On Sept. 7th I returned to work. *sad face* I was totally not ready. Monday night as I was preparing things for work Khalil was watching my every move. He would not go to sleep. He knew something was not quite right. He was right! His nightly rountine of sleeping ten hours was all messed up. The first night he work up twice, once at 1:30 then again around 6:15. I leave the house at 6:30 so unfortunately for me he was awake when I left. This made it harder for me to leave and of course I cried. I think it would have been easier if he were sleeping. The next day he woke up in the middle of the night again but was sleep by the time I departed. He did this for the first week. So I had to work on interrupted sleep. All I could do was think about him all day long, even though I tried to stay busy. I think I did really well by only crying the first day. I feel better knowing he is with my grandmother and not strangers. He gets to stay at home longer than some children because Doug goes to work later than I do. These are the positives I tried to focus on as I began this work journey. The first weekend after I went back I decided to just chill at home with him and make up for lost time.

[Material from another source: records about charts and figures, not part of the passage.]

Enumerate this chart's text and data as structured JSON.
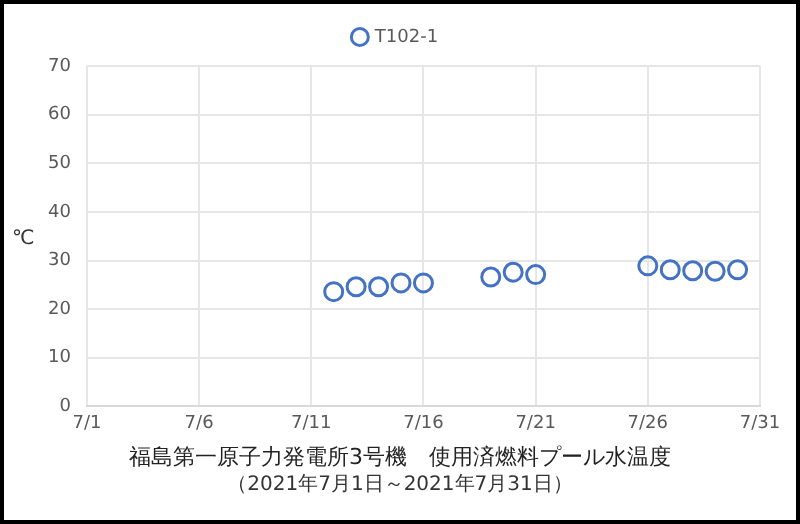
{
  "chart_data": {
    "type": "scatter",
    "title": "福島第一原子力発電所3号機　使用済燃料プール水温度",
    "subtitle": "（2021年7月1日～2021年7月31日）",
    "ylabel": "℃",
    "x": [
      "2021-07-12",
      "2021-07-13",
      "2021-07-14",
      "2021-07-15",
      "2021-07-16",
      "2021-07-19",
      "2021-07-20",
      "2021-07-21",
      "2021-07-26",
      "2021-07-27",
      "2021-07-28",
      "2021-07-29",
      "2021-07-30"
    ],
    "series": [
      {
        "name": "T102-1",
        "color": "#4472c4",
        "values": [
          23.6,
          24.6,
          24.6,
          25.4,
          25.4,
          26.6,
          27.6,
          27.1,
          28.9,
          28.1,
          27.9,
          27.8,
          28.1
        ]
      }
    ],
    "xlim": [
      "2021-07-01",
      "2021-07-31"
    ],
    "xticks": [
      {
        "value": "2021-07-01",
        "label": "7/1"
      },
      {
        "value": "2021-07-06",
        "label": "7/6"
      },
      {
        "value": "2021-07-11",
        "label": "7/11"
      },
      {
        "value": "2021-07-16",
        "label": "7/16"
      },
      {
        "value": "2021-07-21",
        "label": "7/21"
      },
      {
        "value": "2021-07-26",
        "label": "7/26"
      },
      {
        "value": "2021-07-31",
        "label": "7/31"
      }
    ],
    "ylim": [
      0,
      70
    ],
    "yticks": [
      0,
      10,
      20,
      30,
      40,
      50,
      60,
      70
    ],
    "grid": true,
    "legend": "top",
    "marker": "circle"
  }
}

I really feel like children of American today are mostly raised by sitters. Especially because when you get home it's time to cook, eat, and prepare for bed. I miss all of my "chill" days with him. But as I was told, I gotta leave him so I can feed him. We are on our second week now and I cried again on Monday. Maybe I will cry every Monday for a while, who knows. I truly believe Khalil thought it was over. Monday morning Doug said he was looking around for me when he woke up. My grandmother said he wanted to be held all day. That's what he did the very first day. I know he is trying to figure out, "what the heck is going on?" The highlight of my day is picking him up. When he sees me come in the door he is all smiles. I'm sure he misses me as much as I miss him. But we are adjusting.